Treatment Overview
Step 4: Interventional Procedures (Injections, Nerve Blocks)
When Steps 1–3 have not provided enough relief, injections or nerve blocks may be considered.
Common procedures
| Procedure | Target | Quality of Evidence |
|---|---|---|
| Epidural steroid injections | Nerve root pain (radiculopathy) | Moderate (limited benefit for axial back pain) |
| Facet joint injections/blocks | Facet joint pain | Low to very low |
| Radiofrequency ablation (RFA) | Facet joint pain | Very low (proper patient selection is critical) |
| Sacroiliac joint injections | Sacroiliac joint pain | Low |
A large network meta-analysis published in BMJ (Wang 2025, 132 studies, 7,977 patients) concluded that epidural injections for chronic axial low back pain (pain centered in the back itself, rather than radiating to the legs) "may result in little to no pain reduction."
Important: Injections are a temporary measure for pain relief — not a cure.

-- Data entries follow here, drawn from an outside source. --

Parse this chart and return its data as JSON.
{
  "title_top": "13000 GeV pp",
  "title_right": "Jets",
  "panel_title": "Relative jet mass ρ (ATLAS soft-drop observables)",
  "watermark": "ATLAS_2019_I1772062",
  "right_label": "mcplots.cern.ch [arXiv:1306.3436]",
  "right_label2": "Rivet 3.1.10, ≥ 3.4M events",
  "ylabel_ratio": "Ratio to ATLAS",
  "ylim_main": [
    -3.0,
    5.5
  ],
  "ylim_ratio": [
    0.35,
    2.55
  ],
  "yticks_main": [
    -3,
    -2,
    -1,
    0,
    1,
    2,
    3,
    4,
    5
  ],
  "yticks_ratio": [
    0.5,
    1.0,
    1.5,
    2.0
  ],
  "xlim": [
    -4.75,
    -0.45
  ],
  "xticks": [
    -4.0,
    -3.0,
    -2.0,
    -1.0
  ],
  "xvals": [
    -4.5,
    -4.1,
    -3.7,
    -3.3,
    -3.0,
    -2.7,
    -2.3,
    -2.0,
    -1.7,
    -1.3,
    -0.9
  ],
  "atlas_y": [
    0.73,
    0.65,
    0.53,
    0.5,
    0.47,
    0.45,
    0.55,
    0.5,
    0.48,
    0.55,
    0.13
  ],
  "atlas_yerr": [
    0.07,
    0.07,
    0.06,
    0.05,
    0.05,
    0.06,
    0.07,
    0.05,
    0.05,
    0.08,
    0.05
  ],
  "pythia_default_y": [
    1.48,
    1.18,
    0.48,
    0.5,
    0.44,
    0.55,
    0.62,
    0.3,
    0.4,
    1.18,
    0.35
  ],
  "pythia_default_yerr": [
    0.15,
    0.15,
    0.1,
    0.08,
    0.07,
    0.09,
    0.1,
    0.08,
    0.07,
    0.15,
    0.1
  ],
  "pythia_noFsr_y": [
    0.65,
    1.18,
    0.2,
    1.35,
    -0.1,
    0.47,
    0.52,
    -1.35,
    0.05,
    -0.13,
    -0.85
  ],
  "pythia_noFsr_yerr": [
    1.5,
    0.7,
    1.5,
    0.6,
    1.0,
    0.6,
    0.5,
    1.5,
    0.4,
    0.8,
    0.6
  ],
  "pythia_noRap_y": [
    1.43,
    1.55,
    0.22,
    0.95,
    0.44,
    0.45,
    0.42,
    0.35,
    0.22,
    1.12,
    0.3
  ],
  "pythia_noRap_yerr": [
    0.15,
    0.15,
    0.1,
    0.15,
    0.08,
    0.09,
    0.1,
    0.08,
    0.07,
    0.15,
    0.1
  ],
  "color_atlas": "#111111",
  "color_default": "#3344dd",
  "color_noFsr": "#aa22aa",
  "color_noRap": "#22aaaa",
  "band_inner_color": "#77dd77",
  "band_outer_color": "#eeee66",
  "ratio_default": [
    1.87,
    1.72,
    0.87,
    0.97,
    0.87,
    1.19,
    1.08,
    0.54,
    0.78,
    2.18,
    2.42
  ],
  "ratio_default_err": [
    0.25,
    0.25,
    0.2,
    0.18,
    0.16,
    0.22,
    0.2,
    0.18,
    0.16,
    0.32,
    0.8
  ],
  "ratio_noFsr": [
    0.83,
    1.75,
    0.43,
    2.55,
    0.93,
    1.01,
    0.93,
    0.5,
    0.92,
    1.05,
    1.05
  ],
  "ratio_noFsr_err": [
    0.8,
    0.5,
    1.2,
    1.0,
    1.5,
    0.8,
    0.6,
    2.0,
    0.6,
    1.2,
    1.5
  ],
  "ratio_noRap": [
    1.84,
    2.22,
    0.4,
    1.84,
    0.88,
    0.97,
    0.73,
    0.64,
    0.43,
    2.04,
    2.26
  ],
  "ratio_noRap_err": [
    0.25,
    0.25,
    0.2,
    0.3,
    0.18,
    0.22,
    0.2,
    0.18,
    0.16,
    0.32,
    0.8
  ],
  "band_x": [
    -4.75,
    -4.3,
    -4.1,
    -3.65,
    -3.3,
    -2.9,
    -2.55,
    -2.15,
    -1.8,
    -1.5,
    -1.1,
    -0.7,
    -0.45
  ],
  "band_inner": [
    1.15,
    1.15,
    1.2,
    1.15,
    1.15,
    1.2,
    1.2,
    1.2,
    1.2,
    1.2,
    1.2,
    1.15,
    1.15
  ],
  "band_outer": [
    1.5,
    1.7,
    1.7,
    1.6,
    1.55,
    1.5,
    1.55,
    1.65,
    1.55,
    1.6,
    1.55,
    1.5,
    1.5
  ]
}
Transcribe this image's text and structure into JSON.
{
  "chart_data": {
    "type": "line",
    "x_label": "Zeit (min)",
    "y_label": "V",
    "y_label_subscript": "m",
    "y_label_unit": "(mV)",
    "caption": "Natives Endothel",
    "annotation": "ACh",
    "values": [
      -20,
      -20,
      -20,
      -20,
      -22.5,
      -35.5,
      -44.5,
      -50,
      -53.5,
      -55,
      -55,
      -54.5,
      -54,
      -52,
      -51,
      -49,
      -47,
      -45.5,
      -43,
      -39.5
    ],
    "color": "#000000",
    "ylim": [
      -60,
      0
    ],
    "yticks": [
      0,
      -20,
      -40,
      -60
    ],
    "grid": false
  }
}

Relying solely on injections is not recommended. They work best when used alongside active treatments like exercise and physical therapy.
Availability and frequency
Epidural steroid injections are more commonly offered in the United States than in many other countries. In the UK, NICE guidelines are more restrictive about their use for back pain. Regardless of where you live, discuss the expected benefit and the evidence with your doctor before proceeding.